Die größte Leistung des Menschen soll seine Fähigkeit zur Imitation sein. Ohne Imitation und Verbesserung wäre kein Überleben möglich. Für diese Imitation mit anschließender Vervollkommnung sollen, unabhängig von den Genen, die Meme sorgen. Kultur soll also mit Hilfe von biologischer Terminologie bestimmbar gemacht werden.

Sehen wir uns daraufhin einmal an, was denn alles zu den Memen gehören soll: Sprache, Mythen, Kochrezepte, Lieder, Wissenschaft, rassistische Sprüche, sexistische Witze, Religionen, Rechtsordnungen, etc. Ein großer Katalog menschlicher Kultur und trotzdem schrillen alle Alarmglocken. Genau wie es in der Genforschung inzwischen möglich ist, Krankheiten zu erkennen und auszuschalten, um sich den perfekten Menschen zu konstruieren, so liegt der Verdacht nahe, das anhand der Memtheorie mißliebige gesellschaftliche Erscheinungen kontrolliert und ausgemerzt werden sollen.

Wer die Replikatoren beherrscht, der bestimmt die Kultur. So sieht Gedankenkontrolle im 21. Jahrhundert aus. Eine Gehirn- und Gedankenpolizei taucht am Horizont der Zukunft auf. Politisch mißliebige Ansichten werden mangels Replikatoren zum Aussterben gebracht.

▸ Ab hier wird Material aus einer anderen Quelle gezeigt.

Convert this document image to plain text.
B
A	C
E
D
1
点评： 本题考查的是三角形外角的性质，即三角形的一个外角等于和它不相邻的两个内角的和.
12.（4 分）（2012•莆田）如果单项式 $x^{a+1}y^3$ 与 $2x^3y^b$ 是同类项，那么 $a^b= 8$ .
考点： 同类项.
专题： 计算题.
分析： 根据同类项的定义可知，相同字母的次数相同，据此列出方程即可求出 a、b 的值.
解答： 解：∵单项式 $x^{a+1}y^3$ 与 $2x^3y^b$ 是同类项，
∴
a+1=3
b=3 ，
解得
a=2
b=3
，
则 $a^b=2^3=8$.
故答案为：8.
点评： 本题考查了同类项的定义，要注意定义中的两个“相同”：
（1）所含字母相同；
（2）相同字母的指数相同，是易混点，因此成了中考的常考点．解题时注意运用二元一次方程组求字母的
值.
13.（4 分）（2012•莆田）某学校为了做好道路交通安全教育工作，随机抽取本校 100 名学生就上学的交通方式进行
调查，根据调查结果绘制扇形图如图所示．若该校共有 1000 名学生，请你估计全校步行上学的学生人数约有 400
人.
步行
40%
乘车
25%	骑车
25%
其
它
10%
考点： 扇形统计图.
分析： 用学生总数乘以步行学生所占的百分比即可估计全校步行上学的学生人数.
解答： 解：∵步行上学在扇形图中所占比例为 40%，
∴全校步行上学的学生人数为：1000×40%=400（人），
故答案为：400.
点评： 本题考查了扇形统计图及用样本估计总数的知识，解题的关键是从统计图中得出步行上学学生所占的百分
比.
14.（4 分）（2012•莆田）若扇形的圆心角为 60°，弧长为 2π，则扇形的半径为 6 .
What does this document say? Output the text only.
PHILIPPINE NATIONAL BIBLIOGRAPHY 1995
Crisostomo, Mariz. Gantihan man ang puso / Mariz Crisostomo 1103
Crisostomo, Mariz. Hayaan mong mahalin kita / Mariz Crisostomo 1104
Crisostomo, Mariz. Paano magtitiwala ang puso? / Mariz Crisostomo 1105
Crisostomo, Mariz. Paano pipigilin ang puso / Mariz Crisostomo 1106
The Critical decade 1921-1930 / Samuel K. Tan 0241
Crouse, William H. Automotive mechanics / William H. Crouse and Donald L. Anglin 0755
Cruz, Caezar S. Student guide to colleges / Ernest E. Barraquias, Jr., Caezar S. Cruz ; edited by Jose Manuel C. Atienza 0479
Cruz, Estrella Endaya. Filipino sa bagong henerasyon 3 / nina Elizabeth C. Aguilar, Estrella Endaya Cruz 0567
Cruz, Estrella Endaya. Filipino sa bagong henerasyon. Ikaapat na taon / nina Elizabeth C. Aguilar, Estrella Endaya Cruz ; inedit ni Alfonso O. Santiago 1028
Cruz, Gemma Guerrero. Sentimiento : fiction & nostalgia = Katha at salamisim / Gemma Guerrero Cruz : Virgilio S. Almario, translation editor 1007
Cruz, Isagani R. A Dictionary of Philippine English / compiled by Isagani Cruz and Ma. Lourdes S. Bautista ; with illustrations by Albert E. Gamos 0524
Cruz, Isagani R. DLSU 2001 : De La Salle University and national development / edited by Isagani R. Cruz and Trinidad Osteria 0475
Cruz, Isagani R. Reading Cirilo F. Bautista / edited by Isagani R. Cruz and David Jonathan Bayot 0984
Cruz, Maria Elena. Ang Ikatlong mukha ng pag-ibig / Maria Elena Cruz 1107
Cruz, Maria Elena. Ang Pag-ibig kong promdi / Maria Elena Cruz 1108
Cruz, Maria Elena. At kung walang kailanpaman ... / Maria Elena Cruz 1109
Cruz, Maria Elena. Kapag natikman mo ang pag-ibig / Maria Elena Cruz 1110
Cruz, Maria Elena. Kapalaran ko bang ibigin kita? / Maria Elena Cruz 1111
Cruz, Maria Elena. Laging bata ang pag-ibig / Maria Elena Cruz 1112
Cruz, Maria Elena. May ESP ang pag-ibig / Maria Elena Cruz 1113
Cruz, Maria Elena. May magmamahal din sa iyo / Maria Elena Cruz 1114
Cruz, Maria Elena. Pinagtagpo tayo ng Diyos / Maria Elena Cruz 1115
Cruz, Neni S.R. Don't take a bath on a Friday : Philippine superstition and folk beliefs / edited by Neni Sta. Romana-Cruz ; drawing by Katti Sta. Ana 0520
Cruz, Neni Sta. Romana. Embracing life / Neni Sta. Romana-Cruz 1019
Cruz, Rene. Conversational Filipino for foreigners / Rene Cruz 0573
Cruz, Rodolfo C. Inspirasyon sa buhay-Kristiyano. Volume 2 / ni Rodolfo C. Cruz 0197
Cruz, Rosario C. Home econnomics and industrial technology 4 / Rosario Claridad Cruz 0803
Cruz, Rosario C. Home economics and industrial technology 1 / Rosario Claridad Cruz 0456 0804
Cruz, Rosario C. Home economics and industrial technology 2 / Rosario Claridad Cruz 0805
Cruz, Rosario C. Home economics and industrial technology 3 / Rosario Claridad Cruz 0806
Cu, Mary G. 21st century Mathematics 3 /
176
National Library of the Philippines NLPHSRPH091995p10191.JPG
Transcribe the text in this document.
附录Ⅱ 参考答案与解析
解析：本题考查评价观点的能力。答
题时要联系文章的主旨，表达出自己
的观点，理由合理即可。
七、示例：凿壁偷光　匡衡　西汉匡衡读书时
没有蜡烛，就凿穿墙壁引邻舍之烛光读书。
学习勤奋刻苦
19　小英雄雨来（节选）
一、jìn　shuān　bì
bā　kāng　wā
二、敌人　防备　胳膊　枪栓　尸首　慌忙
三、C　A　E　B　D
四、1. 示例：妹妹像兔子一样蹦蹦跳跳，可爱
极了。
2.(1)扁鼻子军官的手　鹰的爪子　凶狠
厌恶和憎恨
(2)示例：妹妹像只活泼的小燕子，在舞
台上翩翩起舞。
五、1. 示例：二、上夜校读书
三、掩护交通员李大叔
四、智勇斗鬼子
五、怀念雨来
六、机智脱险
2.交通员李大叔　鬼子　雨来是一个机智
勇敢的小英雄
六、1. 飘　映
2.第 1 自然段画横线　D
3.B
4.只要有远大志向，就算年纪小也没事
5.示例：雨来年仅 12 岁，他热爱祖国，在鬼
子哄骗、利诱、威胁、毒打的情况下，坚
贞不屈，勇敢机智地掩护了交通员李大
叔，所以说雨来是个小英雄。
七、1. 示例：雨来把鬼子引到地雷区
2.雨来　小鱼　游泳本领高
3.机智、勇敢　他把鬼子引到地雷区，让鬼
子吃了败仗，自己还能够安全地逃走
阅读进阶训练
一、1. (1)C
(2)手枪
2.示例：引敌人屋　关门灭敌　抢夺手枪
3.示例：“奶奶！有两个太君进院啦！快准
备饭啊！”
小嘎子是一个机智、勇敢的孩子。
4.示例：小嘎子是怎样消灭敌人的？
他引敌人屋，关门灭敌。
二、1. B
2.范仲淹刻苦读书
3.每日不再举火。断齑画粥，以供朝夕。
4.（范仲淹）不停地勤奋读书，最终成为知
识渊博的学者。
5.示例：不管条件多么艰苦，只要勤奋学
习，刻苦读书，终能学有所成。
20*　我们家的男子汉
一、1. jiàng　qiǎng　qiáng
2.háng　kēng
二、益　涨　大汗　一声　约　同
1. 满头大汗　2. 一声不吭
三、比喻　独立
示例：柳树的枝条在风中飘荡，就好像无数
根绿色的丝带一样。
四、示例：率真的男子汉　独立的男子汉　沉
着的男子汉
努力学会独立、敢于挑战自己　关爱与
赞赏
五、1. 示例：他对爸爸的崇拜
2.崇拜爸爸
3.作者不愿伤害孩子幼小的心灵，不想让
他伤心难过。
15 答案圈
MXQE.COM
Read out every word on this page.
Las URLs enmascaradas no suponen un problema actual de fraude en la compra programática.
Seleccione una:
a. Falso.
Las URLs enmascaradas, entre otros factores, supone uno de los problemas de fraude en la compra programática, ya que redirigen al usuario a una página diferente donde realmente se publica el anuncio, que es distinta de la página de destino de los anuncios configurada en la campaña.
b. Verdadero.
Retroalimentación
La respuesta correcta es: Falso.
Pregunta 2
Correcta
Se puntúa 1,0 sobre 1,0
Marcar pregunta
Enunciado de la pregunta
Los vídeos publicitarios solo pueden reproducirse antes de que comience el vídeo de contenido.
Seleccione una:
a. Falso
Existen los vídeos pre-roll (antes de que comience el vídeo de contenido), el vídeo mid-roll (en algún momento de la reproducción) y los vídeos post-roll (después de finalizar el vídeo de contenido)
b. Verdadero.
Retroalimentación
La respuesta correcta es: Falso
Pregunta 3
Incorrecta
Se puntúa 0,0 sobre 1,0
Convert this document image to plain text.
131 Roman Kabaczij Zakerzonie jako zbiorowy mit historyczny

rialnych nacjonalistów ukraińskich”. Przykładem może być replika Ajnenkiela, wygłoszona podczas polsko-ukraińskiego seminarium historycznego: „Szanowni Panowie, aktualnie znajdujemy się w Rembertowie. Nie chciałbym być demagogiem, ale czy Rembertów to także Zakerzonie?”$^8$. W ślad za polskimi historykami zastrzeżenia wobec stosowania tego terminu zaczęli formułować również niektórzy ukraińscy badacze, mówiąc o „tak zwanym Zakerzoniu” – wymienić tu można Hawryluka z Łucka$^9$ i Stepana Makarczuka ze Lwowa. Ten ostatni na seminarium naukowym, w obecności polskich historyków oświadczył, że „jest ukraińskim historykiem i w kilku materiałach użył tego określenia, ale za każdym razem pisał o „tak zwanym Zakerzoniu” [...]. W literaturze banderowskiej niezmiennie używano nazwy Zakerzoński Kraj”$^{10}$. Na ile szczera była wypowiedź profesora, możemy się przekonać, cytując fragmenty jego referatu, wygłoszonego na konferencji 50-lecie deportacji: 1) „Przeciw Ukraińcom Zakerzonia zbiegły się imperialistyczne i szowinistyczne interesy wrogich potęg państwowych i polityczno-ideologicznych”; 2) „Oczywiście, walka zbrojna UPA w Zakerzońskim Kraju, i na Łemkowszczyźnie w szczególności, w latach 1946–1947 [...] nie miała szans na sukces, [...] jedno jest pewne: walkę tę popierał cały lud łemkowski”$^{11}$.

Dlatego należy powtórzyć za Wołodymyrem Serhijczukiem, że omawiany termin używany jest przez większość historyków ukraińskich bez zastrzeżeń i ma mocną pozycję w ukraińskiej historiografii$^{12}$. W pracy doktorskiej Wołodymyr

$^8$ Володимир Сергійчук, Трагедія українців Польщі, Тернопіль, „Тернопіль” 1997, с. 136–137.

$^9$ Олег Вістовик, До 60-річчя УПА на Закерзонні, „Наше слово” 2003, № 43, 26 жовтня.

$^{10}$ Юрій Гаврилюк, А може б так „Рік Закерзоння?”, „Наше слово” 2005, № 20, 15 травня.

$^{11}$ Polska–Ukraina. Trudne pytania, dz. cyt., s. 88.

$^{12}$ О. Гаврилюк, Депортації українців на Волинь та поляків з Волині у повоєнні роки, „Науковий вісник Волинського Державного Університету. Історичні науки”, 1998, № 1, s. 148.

Die Theorie von Susan Blackmore ist ein Versuch, Kultur mit Hilfe von biologischen Beschreibungen zu bestimmen. Dieses muß scheitern, denn Kultur ist mehr als die Summe aller an ihr Beteiligten und deren Gedanken. Kultur und menschliche Evolution sind keine reinen Replikationsmechanismen mit anschließender Veredelung, sondern Kultur besteht aus immerwährender Interaktion zwischen Vergangenheit, Gegenwart und Zukunft. Die Lektüre eines griechischen Philosophen, eine Konzert von Mozart, ein Gespräch mit Freuden, all das macht Kultur aus.

Die Memtheorie ist der Versuch menschliche Kultur bestimmbar zu machen und zu manipulieren. Es ist die Angst vor der Unbestimmbarkeit des Menschen, im positiven, wie auch im negativen Sinn. Schon vom Genom-Projekt gehen unverhersagbare Risiken aus, man bewahre uns bitte vor einem Memom-Projekt.